Barnett, the 14th overall pick in April's draft, had two sacks and a forced fumble in the Eagles' 37-9 win Sunday night over the Cowboys at AT&T Stadium. 

In addition to Barnett's two sacks (he forced a fumble on one), he also applied pressure and hit quarterback Dak Prescott on two of his three interceptions. 

It seemed like Sunday was probably Barnett's best NFL game so far. The 21-year-old humbly didn't go along with that assessment. 

"I think I did some good things, but I need to do a better job in the run game," Barnett said. "I didn't do that well in the run game. At the end of the day, we won. That's all that matters. We got a victory and let's all go back to Philly." 

After failing to record a sack in his first five NFL games, Barnett now has 4.5 in his last five games. He is second among all NFL rookies in sacks this season. 

He's already eighth on the Eagles' rookie sack list and could move up that list quickly. Two more sacks would put him third behind just Reggie White (13) and Corey Simon (9.5). 

Sacks sometimes come in bunches. 

"I just think they're coming now," Pederson said. "I think he's getting comfortable in the role. He's developing. He's understanding the game. He studies tackles, he studies his opponent. He's developed a couple of different moves. It's just his willingness. It just clicks for any player. They start to come. I love where he's at right now too." 

Even before the sacks started coming, Barnett was quietly getting pressure. Now, he's getting pressure and finishing the plays. 

Barnett played 51 percent of the Eagles' defensive snaps Sunday and is closing on the 50 percent mark on the season. While he hasn't been widely talked about as a Defensive Rookie of the Year candidate, he could make a case quickly if these numbers keep piling up. 

More importantly, he could offer the Eagles a dangerous pass-rusher as they make their way down the stretch and into the playoffs.

And he's doing it with the same traits that made him attractive to the Eagles in the first place. 

Remember just after he was drafted, when vice president of player personnel Joe Douglas raved about Barnett's "excellent" ankle flexion? 

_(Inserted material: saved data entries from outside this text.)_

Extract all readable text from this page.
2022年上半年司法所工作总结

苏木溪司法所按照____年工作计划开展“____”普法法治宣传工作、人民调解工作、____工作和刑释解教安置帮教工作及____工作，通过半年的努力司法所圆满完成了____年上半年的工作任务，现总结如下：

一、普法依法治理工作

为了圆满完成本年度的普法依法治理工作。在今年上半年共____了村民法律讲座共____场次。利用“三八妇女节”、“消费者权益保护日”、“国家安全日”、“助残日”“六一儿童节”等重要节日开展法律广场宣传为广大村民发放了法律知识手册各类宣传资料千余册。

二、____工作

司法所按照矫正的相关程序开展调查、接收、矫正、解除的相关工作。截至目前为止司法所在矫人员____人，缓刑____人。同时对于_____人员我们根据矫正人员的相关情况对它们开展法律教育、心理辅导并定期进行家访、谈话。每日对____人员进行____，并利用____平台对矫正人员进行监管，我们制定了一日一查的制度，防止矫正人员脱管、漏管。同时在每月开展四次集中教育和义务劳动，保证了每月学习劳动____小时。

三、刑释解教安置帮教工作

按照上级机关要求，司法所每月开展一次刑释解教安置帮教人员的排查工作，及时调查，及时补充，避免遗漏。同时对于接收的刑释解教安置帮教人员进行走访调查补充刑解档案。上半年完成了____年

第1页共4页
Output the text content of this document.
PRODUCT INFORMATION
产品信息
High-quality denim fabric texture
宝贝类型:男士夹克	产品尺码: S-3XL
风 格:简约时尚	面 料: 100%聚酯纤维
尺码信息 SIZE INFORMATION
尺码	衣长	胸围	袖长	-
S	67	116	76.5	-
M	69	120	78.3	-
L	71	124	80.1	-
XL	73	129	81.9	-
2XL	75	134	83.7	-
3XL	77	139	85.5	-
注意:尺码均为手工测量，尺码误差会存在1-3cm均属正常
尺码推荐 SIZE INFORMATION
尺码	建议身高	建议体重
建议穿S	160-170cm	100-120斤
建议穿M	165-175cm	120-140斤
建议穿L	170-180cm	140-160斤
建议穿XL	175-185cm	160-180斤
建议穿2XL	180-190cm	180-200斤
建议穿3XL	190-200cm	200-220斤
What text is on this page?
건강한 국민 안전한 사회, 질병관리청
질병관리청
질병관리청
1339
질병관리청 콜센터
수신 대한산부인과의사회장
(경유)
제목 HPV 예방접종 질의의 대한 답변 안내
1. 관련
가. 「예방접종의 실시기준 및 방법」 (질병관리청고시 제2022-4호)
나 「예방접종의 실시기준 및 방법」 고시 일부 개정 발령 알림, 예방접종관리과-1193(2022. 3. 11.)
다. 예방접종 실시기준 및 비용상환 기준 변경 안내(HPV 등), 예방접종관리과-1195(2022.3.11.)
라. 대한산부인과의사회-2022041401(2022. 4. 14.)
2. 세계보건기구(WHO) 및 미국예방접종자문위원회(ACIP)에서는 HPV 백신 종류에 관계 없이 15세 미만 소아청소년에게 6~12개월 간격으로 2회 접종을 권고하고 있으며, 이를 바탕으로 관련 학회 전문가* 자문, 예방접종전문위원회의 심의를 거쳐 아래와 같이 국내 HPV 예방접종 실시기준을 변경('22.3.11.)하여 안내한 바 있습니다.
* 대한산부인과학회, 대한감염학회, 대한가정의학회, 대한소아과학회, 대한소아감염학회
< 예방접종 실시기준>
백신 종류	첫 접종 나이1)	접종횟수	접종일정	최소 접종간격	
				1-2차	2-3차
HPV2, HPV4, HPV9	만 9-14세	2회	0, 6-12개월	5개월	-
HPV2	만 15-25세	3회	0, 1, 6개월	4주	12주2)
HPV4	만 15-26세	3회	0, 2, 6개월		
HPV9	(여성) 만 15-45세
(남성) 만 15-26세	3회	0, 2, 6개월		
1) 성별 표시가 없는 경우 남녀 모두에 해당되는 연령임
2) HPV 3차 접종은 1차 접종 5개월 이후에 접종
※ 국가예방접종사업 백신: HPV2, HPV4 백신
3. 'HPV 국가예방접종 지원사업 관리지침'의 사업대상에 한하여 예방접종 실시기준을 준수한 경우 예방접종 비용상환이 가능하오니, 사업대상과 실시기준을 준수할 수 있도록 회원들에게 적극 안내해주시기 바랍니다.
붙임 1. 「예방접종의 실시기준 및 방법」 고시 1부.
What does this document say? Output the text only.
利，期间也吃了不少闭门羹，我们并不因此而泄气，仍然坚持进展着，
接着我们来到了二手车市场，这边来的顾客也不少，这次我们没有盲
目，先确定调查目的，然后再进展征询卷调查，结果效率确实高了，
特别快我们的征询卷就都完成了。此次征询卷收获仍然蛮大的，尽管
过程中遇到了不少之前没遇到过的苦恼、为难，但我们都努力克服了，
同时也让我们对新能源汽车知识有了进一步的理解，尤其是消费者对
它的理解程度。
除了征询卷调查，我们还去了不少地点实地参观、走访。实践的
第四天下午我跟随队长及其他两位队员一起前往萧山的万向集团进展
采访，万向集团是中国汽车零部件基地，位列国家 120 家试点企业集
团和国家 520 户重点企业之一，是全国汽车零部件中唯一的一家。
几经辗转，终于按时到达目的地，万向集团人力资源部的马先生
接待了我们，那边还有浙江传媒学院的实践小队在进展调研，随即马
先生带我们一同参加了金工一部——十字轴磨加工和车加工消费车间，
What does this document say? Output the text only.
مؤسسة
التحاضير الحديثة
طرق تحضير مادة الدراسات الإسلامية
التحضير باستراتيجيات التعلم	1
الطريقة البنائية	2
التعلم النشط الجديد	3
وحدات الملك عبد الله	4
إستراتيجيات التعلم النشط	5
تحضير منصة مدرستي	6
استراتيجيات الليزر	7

Well, check out Barnett's bend on his fourth-quarter strip sack: 


 

He bent around the left tackle and came at Prescott horizontally. 

He did it earlier in the game on the Rodney McLeod interception: 

 

And remember how much everyone praised his high motor and compete level? 

Check out his first-half sack. He willed his way to a sack and wouldn't let Prescott escape. 

Sunday was Barnett's second career two-sack game; they came less than a month apart. And it looks like there are plenty more sacks in his future. 

"They're starting to come in slowly but surely," Barnett said. "Everybody says to pass rush, you have to keep on rushing. You can't get down. You're going to be in your little slumps and stuff. You have to keep on grinding through it. It's eventually going to break."